Promised $1080 tax burst ends up much more modest
The Morrison government's promised $1080 low and middle income tax boost to 4.5 million Australian taxpayers which would lift the economy has turned into a $420 bump barely noticed by the nation's shopkeepers.
Australian Tax Office figures show the average tax refund received by those who rushed to get the tax offset announced in this year's budget have received far less than expected.
In the April budget, Treasurer Josh Frydenberg unveiled a doubling of the low and middle income tax offset which he said would deliver up to $1080 to single earners and up to $2160 for dual wage families.
He said 10 million taxpayers would get some of the offset with 4.5 million getting the full amount, which the Treasurer predicted would flow
quickly into the economy.
"This tax relief will lift household incomes, ease cost of living pressures and boost spending at local businesses," he said in his budget
speech.
Australians rushed to get their hands on the offset at the start of the new tax year. By the end of October, the ATO reported it had mailed back 7.9 million returns – 800,000 more than the same period last year.

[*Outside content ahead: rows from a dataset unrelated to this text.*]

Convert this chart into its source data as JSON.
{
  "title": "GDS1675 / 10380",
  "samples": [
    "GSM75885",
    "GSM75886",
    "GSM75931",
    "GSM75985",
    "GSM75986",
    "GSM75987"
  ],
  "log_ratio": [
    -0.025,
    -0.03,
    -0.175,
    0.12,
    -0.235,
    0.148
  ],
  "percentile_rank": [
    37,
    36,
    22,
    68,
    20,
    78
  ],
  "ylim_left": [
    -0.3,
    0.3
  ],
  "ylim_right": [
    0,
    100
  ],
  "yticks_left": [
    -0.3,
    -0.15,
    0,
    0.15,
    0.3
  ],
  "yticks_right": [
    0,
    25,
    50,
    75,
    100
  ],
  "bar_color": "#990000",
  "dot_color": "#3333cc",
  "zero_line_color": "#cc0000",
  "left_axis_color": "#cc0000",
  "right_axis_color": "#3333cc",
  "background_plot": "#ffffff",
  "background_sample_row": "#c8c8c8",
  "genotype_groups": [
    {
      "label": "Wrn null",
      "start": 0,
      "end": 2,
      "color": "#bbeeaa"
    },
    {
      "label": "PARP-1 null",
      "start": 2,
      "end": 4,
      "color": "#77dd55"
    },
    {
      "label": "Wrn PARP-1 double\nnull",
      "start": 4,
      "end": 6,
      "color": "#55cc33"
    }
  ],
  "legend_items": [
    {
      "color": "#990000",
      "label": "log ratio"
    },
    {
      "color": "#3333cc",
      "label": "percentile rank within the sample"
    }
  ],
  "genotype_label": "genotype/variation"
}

Total refunds worth $22 billion have gone out to workers, up $5 billion on the $16.9 billion recorded for the same period in 2018. But the average size of tax refunds has only increased to just under $2800 from $2379.
Economists that had been tipping the refunds to deliver a much needed boost to the economy had factored in much larger tax refunds.

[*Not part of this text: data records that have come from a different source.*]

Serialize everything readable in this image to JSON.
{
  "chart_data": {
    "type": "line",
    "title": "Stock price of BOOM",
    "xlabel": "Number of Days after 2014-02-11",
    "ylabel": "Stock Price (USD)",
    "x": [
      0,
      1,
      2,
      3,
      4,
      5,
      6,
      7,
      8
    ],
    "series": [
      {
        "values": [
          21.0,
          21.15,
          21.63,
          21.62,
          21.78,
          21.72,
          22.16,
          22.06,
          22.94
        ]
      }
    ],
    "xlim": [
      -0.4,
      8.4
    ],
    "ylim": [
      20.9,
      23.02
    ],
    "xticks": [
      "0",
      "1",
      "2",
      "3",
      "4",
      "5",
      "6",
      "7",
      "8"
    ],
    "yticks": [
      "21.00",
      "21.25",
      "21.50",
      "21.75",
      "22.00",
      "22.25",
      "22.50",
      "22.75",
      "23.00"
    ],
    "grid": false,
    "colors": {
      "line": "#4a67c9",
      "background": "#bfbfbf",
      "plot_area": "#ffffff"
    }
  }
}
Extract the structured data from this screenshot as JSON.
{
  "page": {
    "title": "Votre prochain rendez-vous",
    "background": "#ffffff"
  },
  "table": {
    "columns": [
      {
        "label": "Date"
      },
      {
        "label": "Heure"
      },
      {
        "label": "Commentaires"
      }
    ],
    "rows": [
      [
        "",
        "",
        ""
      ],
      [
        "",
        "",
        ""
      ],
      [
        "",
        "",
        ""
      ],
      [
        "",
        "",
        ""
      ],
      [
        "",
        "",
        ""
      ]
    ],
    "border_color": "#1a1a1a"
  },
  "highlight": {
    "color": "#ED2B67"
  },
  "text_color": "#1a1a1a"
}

Retail trade figures have shown barely any growth with the September data, to be released Monday, expected to report a modest 0.5 per cent increase for the month.
Accountants believe one reason for the smaller-than-expected refunds is tied to the rush by many Australians to lodge their tax. A record high 42 per cent of income tax returns lodged with the ATO have been done by individuals rather than via an accountant or tax agent. Individual returns are up almost a quarter on last year.

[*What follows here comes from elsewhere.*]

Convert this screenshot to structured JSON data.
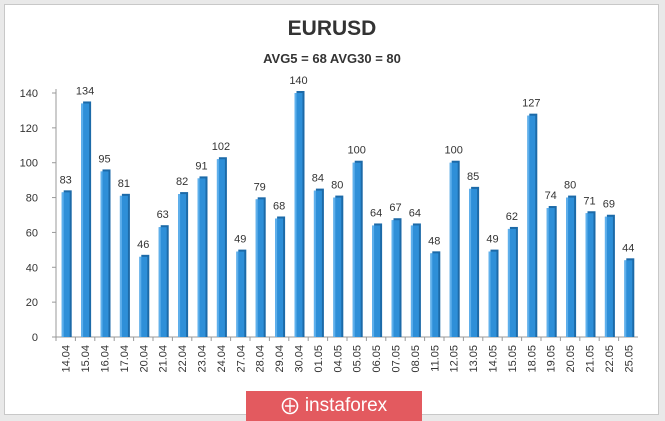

While income details are pre-filled on the myTax website, deductions which tax agents carefully monitor are not.
There have also been a large number of warnings from the ATO about the over-claiming of work-related deductions.
Last week ATO assistant commissioner Karen Foat urged people who had yet to submit their tax return to make sure it was accurate.
“Where people put off their returns and lodge at the last minute or even after the deadline, we also start to see some easily avoidable errors," she said.
AMP Capital chief economist Shane Oliver said the modest increase in the size of refunds pointed to the economy being more subdued than expected by both the Reserve Bank and the government.
The RBA board meets on Tuesday with Dr Oliver expecting it to hold official interest rates at their current record low of 0.75 per cent.
"The RBA should be easing again given the long way the economy has to go to achieve full employment and to end the chronic undershooting of the inflation target, but it looks reluctant to cut rates again just yet," he said.